Right at what @SpatzieLover said. Most likely she meant a psychologist with training in those areas. If you are not alienating people right and left with your low EQ then you must be managing alright. If, on the other hand you find yourself in lots of conflictual situations you might benefit greatly from some counseling.

wundayatta's avatar

I doubt if she had any particular kind of counselor in mind.

However, if I were you, I would look for someone who had a history of working with people with Aspergers. I’d want someone who understands the issues and could help prepare you for your career.
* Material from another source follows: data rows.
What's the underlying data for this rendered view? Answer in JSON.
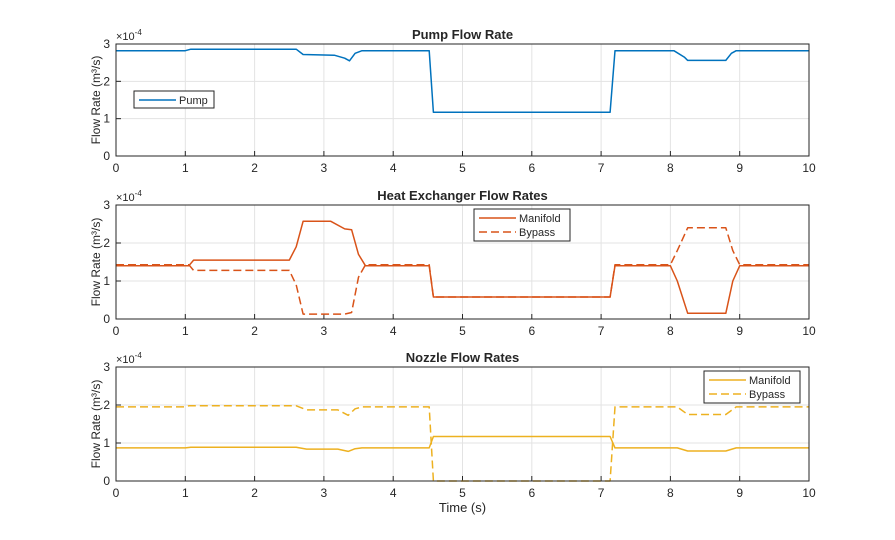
{
  "chart_data": [
    {
      "type": "line",
      "title": "Pump Flow Rate",
      "xlabel": "",
      "ylabel": "Flow  Rate  (m³/s)",
      "exponent": "×10",
      "exponent_power": "-4",
      "xlim": [
        0,
        10
      ],
      "ylim": [
        0,
        3
      ],
      "xticks": [
        "0",
        "1",
        "2",
        "3",
        "4",
        "5",
        "6",
        "7",
        "8",
        "9",
        "10"
      ],
      "yticks": [
        "0",
        "1",
        "2",
        "3"
      ],
      "grid": true,
      "legend_position": "left",
      "series": [
        {
          "name": "Pump",
          "color": "#0072BD",
          "style": "solid",
          "x": [
            0,
            1,
            1.08,
            2.6,
            2.7,
            3.15,
            3.3,
            3.37,
            3.45,
            3.55,
            4.52,
            4.58,
            7.13,
            7.2,
            8.05,
            8.2,
            8.25,
            8.8,
            8.88,
            8.95,
            10
          ],
          "y": [
            2.82,
            2.82,
            2.86,
            2.86,
            2.72,
            2.7,
            2.62,
            2.55,
            2.75,
            2.82,
            2.82,
            1.17,
            1.17,
            2.82,
            2.82,
            2.65,
            2.56,
            2.56,
            2.75,
            2.82,
            2.82
          ]
        }
      ]
    },
    {
      "type": "line",
      "title": "Heat Exchanger Flow Rates",
      "xlabel": "",
      "ylabel": "Flow  Rate  (m³/s)",
      "exponent": "×10",
      "exponent_power": "-4",
      "xlim": [
        0,
        10
      ],
      "ylim": [
        0,
        3
      ],
      "xticks": [
        "0",
        "1",
        "2",
        "3",
        "4",
        "5",
        "6",
        "7",
        "8",
        "9",
        "10"
      ],
      "yticks": [
        "0",
        "1",
        "2",
        "3"
      ],
      "grid": true,
      "legend_position": "top-center",
      "series": [
        {
          "name": "Manifold",
          "color": "#D95319",
          "style": "solid",
          "x": [
            0,
            1.05,
            1.12,
            2.5,
            2.6,
            2.7,
            3.1,
            3.3,
            3.4,
            3.5,
            3.6,
            4.52,
            4.58,
            7.13,
            7.2,
            8.0,
            8.1,
            8.25,
            8.8,
            8.9,
            9.0,
            10
          ],
          "y": [
            1.4,
            1.4,
            1.55,
            1.55,
            1.9,
            2.57,
            2.57,
            2.37,
            2.35,
            1.7,
            1.4,
            1.4,
            0.58,
            0.58,
            1.4,
            1.4,
            1.0,
            0.15,
            0.15,
            1.0,
            1.4,
            1.4
          ]
        },
        {
          "name": "Bypass",
          "color": "#D95319",
          "style": "dashed",
          "x": [
            0,
            1.05,
            1.12,
            2.5,
            2.6,
            2.7,
            3.3,
            3.4,
            3.5,
            3.6,
            4.52,
            4.58,
            7.13,
            7.2,
            8.0,
            8.1,
            8.25,
            8.8,
            8.9,
            9.0,
            10
          ],
          "y": [
            1.43,
            1.43,
            1.28,
            1.28,
            0.9,
            0.13,
            0.13,
            0.17,
            1.1,
            1.43,
            1.43,
            0.58,
            0.58,
            1.43,
            1.43,
            1.8,
            2.4,
            2.4,
            1.8,
            1.43,
            1.43
          ]
        }
      ]
    },
    {
      "type": "line",
      "title": "Nozzle Flow Rates",
      "xlabel": "Time (s)",
      "ylabel": "Flow  Rate  (m³/s)",
      "exponent": "×10",
      "exponent_power": "-4",
      "xlim": [
        0,
        10
      ],
      "ylim": [
        0,
        3
      ],
      "xticks": [
        "0",
        "1",
        "2",
        "3",
        "4",
        "5",
        "6",
        "7",
        "8",
        "9",
        "10"
      ],
      "yticks": [
        "0",
        "1",
        "2",
        "3"
      ],
      "grid": true,
      "legend_position": "top-right",
      "series": [
        {
          "name": "Manifold",
          "color": "#EDB120",
          "style": "solid",
          "x": [
            0,
            1,
            1.08,
            2.6,
            2.75,
            3.2,
            3.35,
            3.45,
            3.55,
            4.52,
            4.58,
            7.13,
            7.2,
            8.1,
            8.25,
            8.8,
            8.95,
            10
          ],
          "y": [
            0.87,
            0.87,
            0.89,
            0.89,
            0.84,
            0.84,
            0.78,
            0.85,
            0.87,
            0.87,
            1.17,
            1.17,
            0.87,
            0.87,
            0.79,
            0.79,
            0.87,
            0.87
          ]
        },
        {
          "name": "Bypass",
          "color": "#EDB120",
          "style": "dashed",
          "x": [
            0,
            1,
            1.05,
            2.6,
            2.75,
            3.2,
            3.35,
            3.45,
            3.55,
            4.52,
            4.58,
            7.13,
            7.2,
            8.1,
            8.25,
            8.8,
            8.95,
            10
          ],
          "y": [
            1.95,
            1.95,
            1.98,
            1.98,
            1.87,
            1.87,
            1.73,
            1.9,
            1.95,
            1.95,
            0,
            0,
            1.95,
            1.95,
            1.75,
            1.75,
            1.95,
            1.95
          ]
        }
      ]
    }
  ]
}
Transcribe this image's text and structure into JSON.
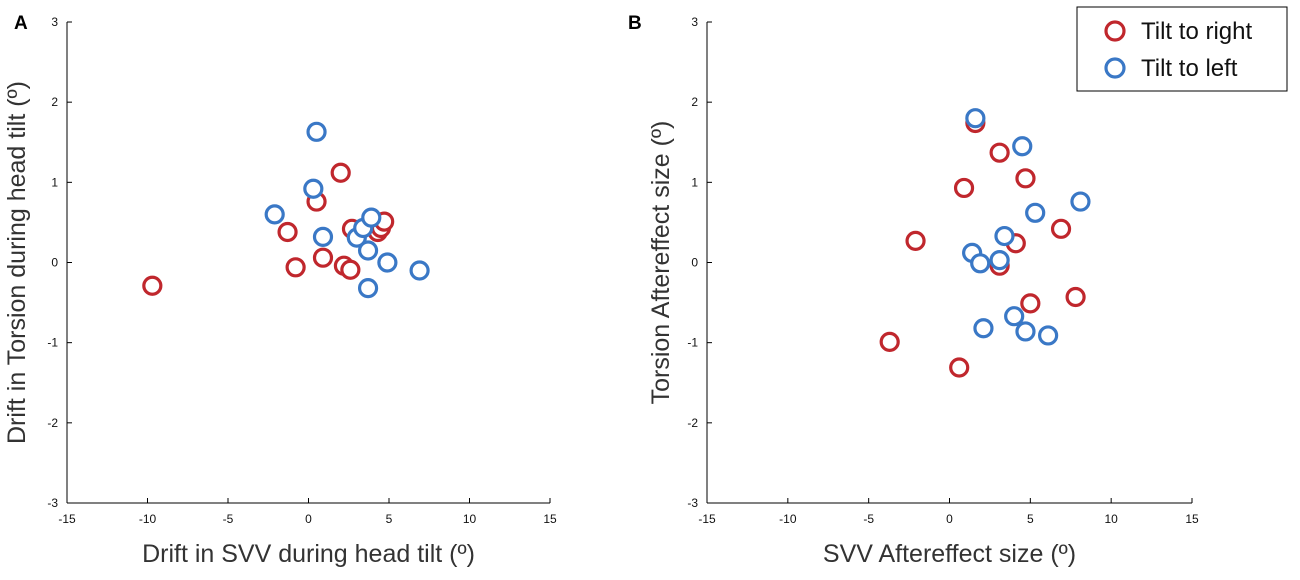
{
  "colors": {
    "right": "#c0272d",
    "left": "#3a78c6",
    "axis": "#000000"
  },
  "legend": {
    "entries": [
      {
        "label": "Tilt to right",
        "series": "right"
      },
      {
        "label": "Tilt to left",
        "series": "left"
      }
    ]
  },
  "chart_data": [
    {
      "type": "scatter",
      "panel": "A",
      "title": "",
      "xlabel": "Drift in SVV during head tilt (º)",
      "ylabel": "Drift in Torsion during head tilt (º)",
      "xlim": [
        -15,
        15
      ],
      "ylim": [
        -3,
        3
      ],
      "xticks": [
        -15,
        -10,
        -5,
        0,
        5,
        10,
        15
      ],
      "yticks": [
        -3,
        -2,
        -1,
        0,
        1,
        2,
        3
      ],
      "series": [
        {
          "name": "Tilt to right",
          "key": "right",
          "points": [
            [
              -9.7,
              -0.29
            ],
            [
              -1.3,
              0.38
            ],
            [
              -0.8,
              -0.06
            ],
            [
              0.5,
              0.76
            ],
            [
              0.9,
              0.06
            ],
            [
              2.0,
              1.12
            ],
            [
              2.2,
              -0.04
            ],
            [
              2.6,
              -0.09
            ],
            [
              2.7,
              0.42
            ],
            [
              4.3,
              0.38
            ],
            [
              4.5,
              0.43
            ],
            [
              4.7,
              0.51
            ]
          ]
        },
        {
          "name": "Tilt to left",
          "key": "left",
          "points": [
            [
              -2.1,
              0.6
            ],
            [
              0.3,
              0.92
            ],
            [
              0.5,
              1.63
            ],
            [
              0.9,
              0.32
            ],
            [
              3.0,
              0.31
            ],
            [
              3.4,
              0.43
            ],
            [
              3.7,
              0.15
            ],
            [
              3.9,
              0.56
            ],
            [
              3.7,
              -0.32
            ],
            [
              4.9,
              0.0
            ],
            [
              6.9,
              -0.1
            ]
          ]
        }
      ]
    },
    {
      "type": "scatter",
      "panel": "B",
      "title": "",
      "xlabel": "SVV Aftereffect size (º)",
      "ylabel": "Torsion Aftereffect size (º)",
      "xlim": [
        -15,
        15
      ],
      "ylim": [
        -3,
        3
      ],
      "xticks": [
        -15,
        -10,
        -5,
        0,
        5,
        10,
        15
      ],
      "yticks": [
        -3,
        -2,
        -1,
        0,
        1,
        2,
        3
      ],
      "series": [
        {
          "name": "Tilt to right",
          "key": "right",
          "points": [
            [
              1.6,
              1.74
            ],
            [
              3.1,
              1.37
            ],
            [
              0.9,
              0.93
            ],
            [
              4.7,
              1.05
            ],
            [
              6.9,
              0.42
            ],
            [
              -2.1,
              0.27
            ],
            [
              4.1,
              0.24
            ],
            [
              3.1,
              -0.04
            ],
            [
              5.0,
              -0.51
            ],
            [
              7.8,
              -0.43
            ],
            [
              -3.7,
              -0.99
            ],
            [
              0.6,
              -1.31
            ]
          ]
        },
        {
          "name": "Tilt to left",
          "key": "left",
          "points": [
            [
              1.6,
              1.8
            ],
            [
              4.5,
              1.45
            ],
            [
              8.1,
              0.76
            ],
            [
              5.3,
              0.62
            ],
            [
              3.4,
              0.33
            ],
            [
              1.4,
              0.12
            ],
            [
              1.9,
              -0.01
            ],
            [
              3.1,
              0.03
            ],
            [
              4.0,
              -0.67
            ],
            [
              2.1,
              -0.82
            ],
            [
              4.7,
              -0.86
            ],
            [
              6.1,
              -0.91
            ]
          ]
        }
      ]
    }
  ]
}
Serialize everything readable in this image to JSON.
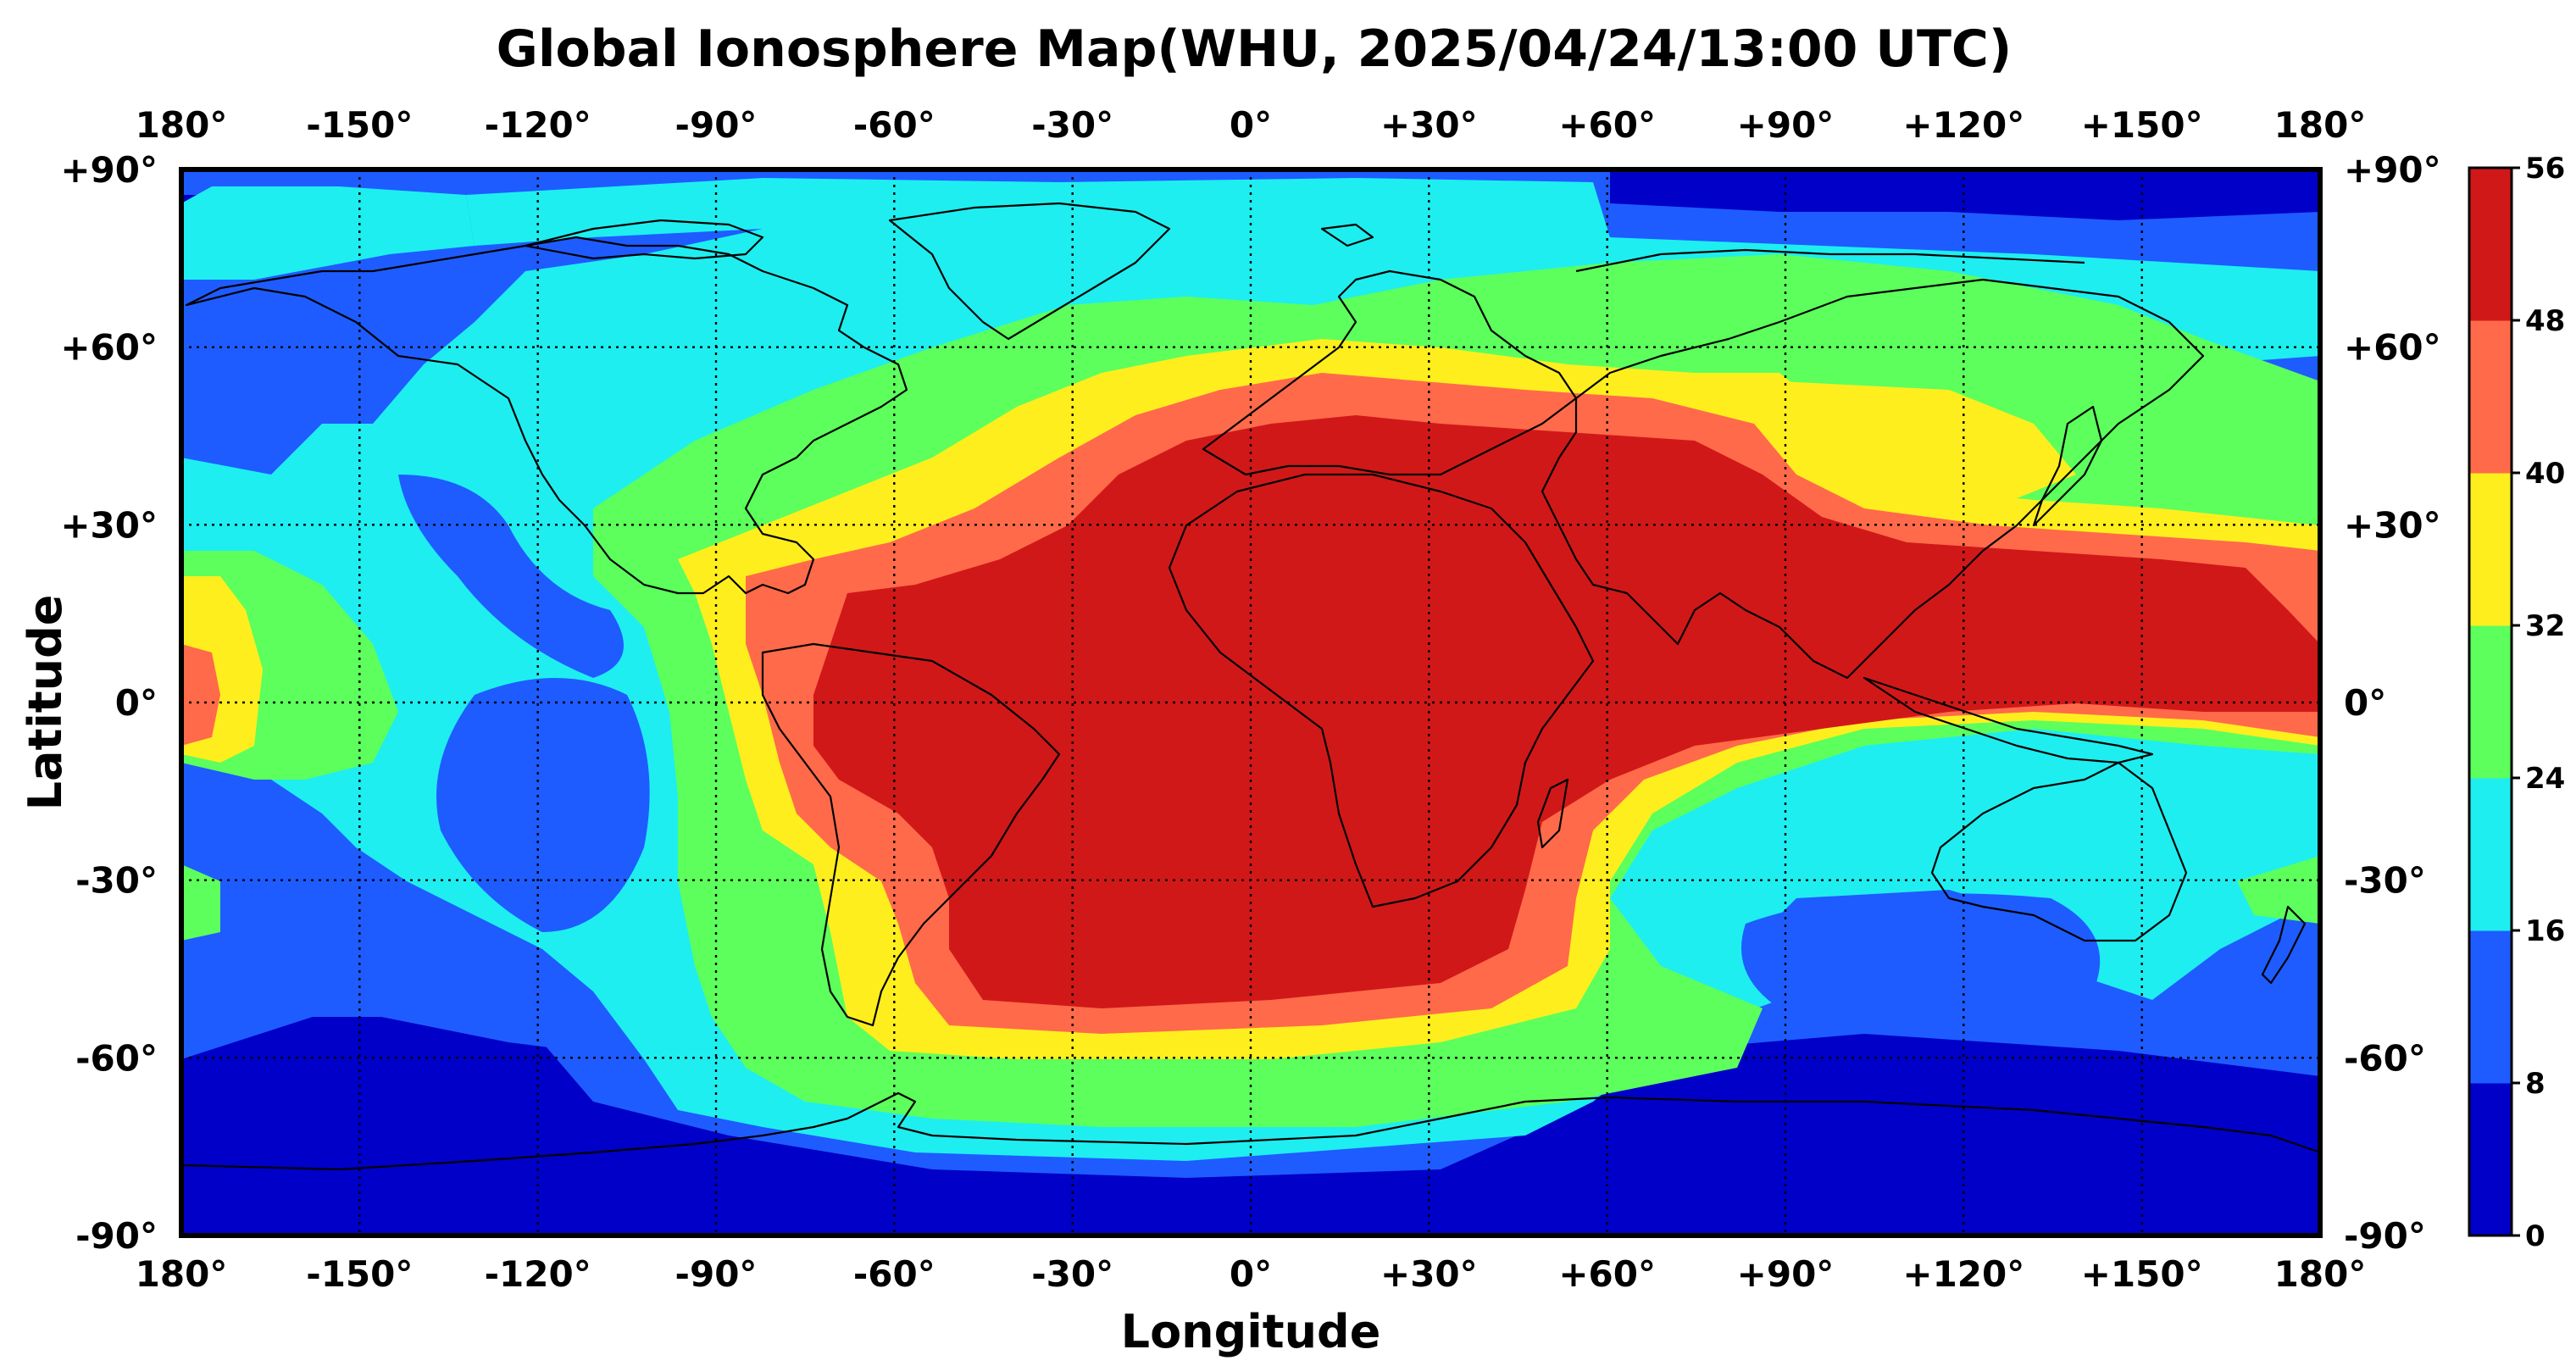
{
  "title": "Global Ionosphere Map(WHU, 2025/04/24/13:00 UTC)",
  "xlabel": "Longitude",
  "ylabel": "Latitude",
  "lon_ticks": [
    "180°",
    "-150°",
    "-120°",
    "-90°",
    "-60°",
    "-30°",
    "0°",
    "+30°",
    "+60°",
    "+90°",
    "+120°",
    "+150°",
    "180°"
  ],
  "lat_ticks": [
    "+90°",
    "+60°",
    "+30°",
    "0°",
    "-30°",
    "-60°",
    "-90°"
  ],
  "colorbar": {
    "ticks": [
      "0",
      "8",
      "16",
      "24",
      "32",
      "40",
      "48",
      "56"
    ],
    "colors": [
      "#0000c8",
      "#1e5cff",
      "#1eeef0",
      "#5cff5c",
      "#ffee1e",
      "#ff6a4a",
      "#d11818"
    ]
  },
  "chart_data": {
    "type": "heatmap",
    "projection": "equirectangular",
    "xlim": [
      -180,
      180
    ],
    "ylim": [
      -90,
      90
    ],
    "levels": [
      0,
      8,
      16,
      24,
      32,
      40,
      48,
      56
    ],
    "grid": true,
    "coastlines": true,
    "regions_note": "level index per contour band (0 = 0-8, 6 = 48-56)"
  }
}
They would identify issues you are likely to face (difficulties in dealing with pet owners, perhaps) and help you develop a toolkit of solutions for those problems.

Buttonstc's avatar

in addition to the excellent advice already given, you might also find the writings of Temple Grandin to be helpful also.

She is very high functioning and on the spectrum as well.

She was able to much more identify (or empathize, if you will) with how animals, particularly cows, process things and relate to the world more so than she could identify with people.

She has a lot of insights for people on both sides of the issues.

Aethelflaed's avatar

A therapist.

But, there are tons of reasons why you could be coming up low on those EQ tests (like the one by Baron-Cohen). Things like having social anxiety, past trauma, introverted tendencies, feeling too much, preferring animals to humans because humans are too emotionally draining, etc, will all cause a person to get a low score. Because one of the things that makes autism autism is a lack of self-awareness in certain areas, tests that rely on the person’s perception of themselves are a really bad way to find out what’s going on there.